Jeremy – perhaps you need self control to control self control

Reply
Jeremy McCarthy February 27, 2013 - 11:20 am

🙂 In the words of yoda: http://www.youtube.com/watch?v=QSN5TPKMJ24

Reply
Richard Anderson March 6, 2013 - 8:43 am

Sean,

This is a very interesting piece and reminds me that perhaps sophrosyne is another term for integrity upon which all human qualities hinge.

Reply
Sean March 8, 2013 - 9:07 am

Hi Richard, Interesting thought. There certainly is a relationship between integrity and the Greek notion of sophrosyne, but there are not the same. Thanks for raising the idea!
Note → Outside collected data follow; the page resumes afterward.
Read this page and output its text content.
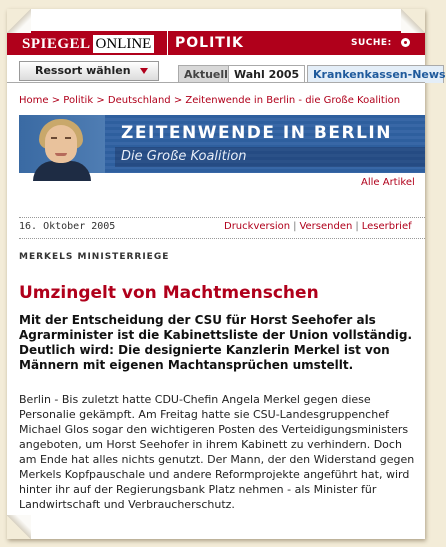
SPIEGEL ONLINE POLITIK	SUCHE:
Ressort wählen	Aktuell Wahl 2005	Krankenkassen-News
Home > Politik > Deutschland > Zeitenwende in Berlin - die Große Koalition
ZEITENWENDE IN BERLIN
Die Große Koalition
Alle Artikel
16. Oktober 2005	Druckversion | Versenden | Leserbrief
MERKELS MINISTERRIEGE
Umzingelt von Machtmenschen
Mit der Entscheidung der CSU für Horst Seehofer als Agrarminister ist die Kabinettsliste der Union vollständig. Deutlich wird: Die designierte Kanzlerin Merkel ist von Männern mit eigenen Machtansprüchen umstellt.
Berlin - Bis zuletzt hatte CDU-Chefin Angela Merkel gegen diese Personalie gekämpft. Am Freitag hatte sie CSU-Landesgruppenchef Michael Glos sogar den wichtigeren Posten des Verteidigungsministers angeboten, um Horst Seehofer in ihrem Kabinett zu verhindern. Doch am Ende hat alles nichts genutzt. Der Mann, der den Widerstand gegen Merkels Kopfpauschale und andere Reformprojekte angeführt hat, wird hinter ihr auf der Regierungsbank Platz nehmen - als Minister für Landwirtschaft und Verbraucherschutz.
I’ll have to think through that relationship more.

Reply
Sean March 8, 2013 - 9:24 am

Jeremy and Oz, I’ve enjoyed following the discussion and have had several other people reach out to me separately saying they also thought that too much self control happens, but that it is probably rare. The conversation has been great because it made me realize that I probably hang out in different circles than the rest of you. I am a lawyer, I work with lawyers, I have a lot of lawyers among my friends – Being over regulated does not seem rare. I see a lot of people who are so regulated that it cripples all spontaneity, throws them off when the unexpected happens, and interferes with relationships. (Certainly this is not all lawyers – I married one who taught me spontaneity!) I understand the argument that they need to learn to regulate their regulation – I just think that the tautology is not helpful (the cure for too much is more). Here is where an ancient concept can give us a new language that resolves the tautology.

Reply
Clifford Stevens June 1, 2013 - 10:49 pm

Sean – I’m happy to learn that you and sophrosyne have been getting along fine. I am at Boys Town in my latter years, working on a biography of Father Flanagan of Boys Town. I’d love to hear from you.

Father Clifford Stevens

Reply
Sean June 3, 2013 - 7:29 pm

Father Stevens! I am so glad you found both this article and me!